Tuesday, March 24, 2009

Art memories




Gordon Crook and I were photographing the work above in his garden recently in preparation for his exhibition Smoke. Afterwards he wrote to say he had remembered where the image 'came' from:



"Due to the enormous amount of research reading I did on previous shows, I wanted to pitch in straightaway and work spontaneously, ignoring the chore of research. I bought sketchbooks and let the images flow. So appeared the odd drawing of 'a man smoking a pipe' (above) though there was no pipe to be seen, and was that actually smoke issuing from his mouth? The drawing fascinating me, and I decided to concentrate on this compelling puzzle. It soon reminded me of an uncle I sometimes visited. He was shell-shocked during the Great War and lived with my grandfather and other uncles and Aunt Mabel. I would sit at the tea table with Mother and the others. Shell-shocked Ben (see painting below) would take a plug of navy tobacco from his pocket and pare shavings of it with a penknife into his pipe. After a few well-focused puffs a plume of foul-smelling smoke would hit the blackened ceiling. His face a picture of contentment.



I wanted to use this theme of smoke and smoking. But to bby-pass the cultural history - its film star charm and the ad fads of the thirties, the settlers introducing this terrible addiction to Maori, and so on. However I was no nearer to solving the mystery of that corkscrew emanation- what it might mean. In a sudden flash I recalled a small tapestry I had woven that was hung in the library at Victoria University. A similar head ans similar emanation. I did not know then what it was - but now I do - it is the 'breath of life'.

The form of the head - the why if it - eluded me. I made a Marquette of it for a garden sculpture thinking it could be enlarged like a stone mason's graveyard angel or to my aspiration of a Rodin bronze... Mary-Jane was taking photos of it when the sun shone straight through his nostril. Ureaka! It was Sunny Jim. Rag doll mascot of the cereal called FORCE given to me for breakfast when I was a child. I saved the packet tops and sent them away and back came Sunny Jim. He has rested unbeknown to me in my mind ever since - long ago wandering along with another Sunny Jim I acquired when I was thirty-six.

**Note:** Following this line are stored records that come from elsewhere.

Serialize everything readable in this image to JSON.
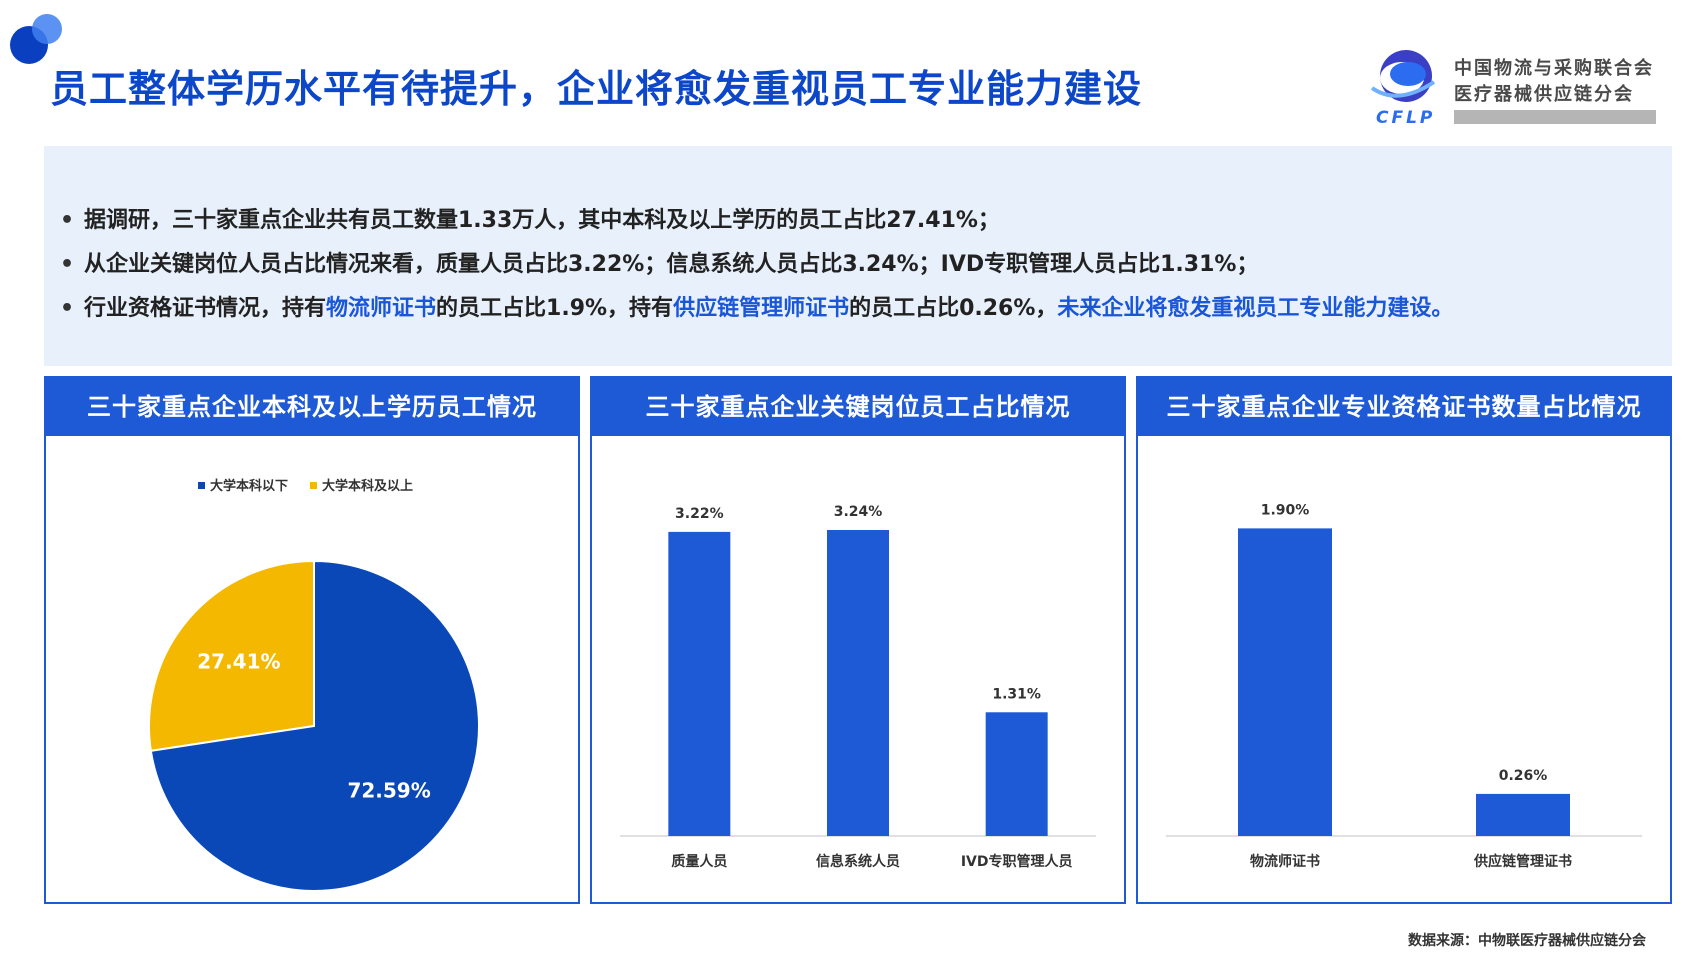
{
  "title": "员工整体学历水平有待提升，企业将愈发重视员工专业能力建设",
  "logo": {
    "org_line1": "中国物流与采购联合会",
    "org_line2": "医疗器械供应链分会",
    "brand": "CFLP"
  },
  "summary": {
    "bullet_marker": "•",
    "bullet1": "据调研，三十家重点企业共有员工数量1.33万人，其中本科及以上学历的员工占比27.41%；",
    "bullet2": "从企业关键岗位人员占比情况来看，质量人员占比3.22%；信息系统人员占比3.24%；IVD专职管理人员占比1.31%；",
    "bullet3": {
      "part1": "行业资格证书情况，持有",
      "hl1": "物流师证书",
      "part2": "的员工占比1.9%，持有",
      "hl2": "供应链管理师证书",
      "part3": "的员工占比0.26%，",
      "hl3": "未来企业将愈发重视员工专业能力建设。"
    }
  },
  "colors": {
    "blue": "#1f5ad6",
    "pie_blue": "#0a48b8",
    "pie_yellow": "#f5b800",
    "highlight": "#1a56d8"
  },
  "source": "数据来源：中物联医疗器械供应链分会",
  "chart_data": [
    {
      "type": "pie",
      "title": "三十家重点企业本科及以上学历员工情况",
      "legend_position": "top",
      "slices": [
        {
          "name": "大学本科以下",
          "value": 72.59,
          "label": "72.59%",
          "color": "#0a48b8"
        },
        {
          "name": "大学本科及以上",
          "value": 27.41,
          "label": "27.41%",
          "color": "#f5b800"
        }
      ]
    },
    {
      "type": "bar",
      "title": "三十家重点企业关键岗位员工占比情况",
      "categories": [
        "质量人员",
        "信息系统人员",
        "IVD专职管理人员"
      ],
      "values": [
        3.22,
        3.24,
        1.31
      ],
      "labels": [
        "3.22%",
        "3.24%",
        "1.31%"
      ],
      "ylim": [
        0,
        3.6
      ],
      "color": "#1f5ad6"
    },
    {
      "type": "bar",
      "title": "三十家重点企业专业资格证书数量占比情况",
      "categories": [
        "物流师证书",
        "供应链管理证书"
      ],
      "values": [
        1.9,
        0.26
      ],
      "labels": [
        "1.90%",
        "0.26%"
      ],
      "ylim": [
        0,
        2.1
      ],
      "color": "#1f5ad6"
    }
  ]
}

He was part of me associated with my uncle Cecil Aldin from whom, said my mother, I had inherited my artistic talent... He made toys for Liberty's with my father, and painted popular 'horse and hounds' pictures for many a country pub, the huntsmen in the red jacket like Sunny Jim.

High o'er the fence leaps Sunny Jim
Force is the food that raises him.

Whatever you say, wherever you've been
You can't beat the cereal, that raised Sunny Jim."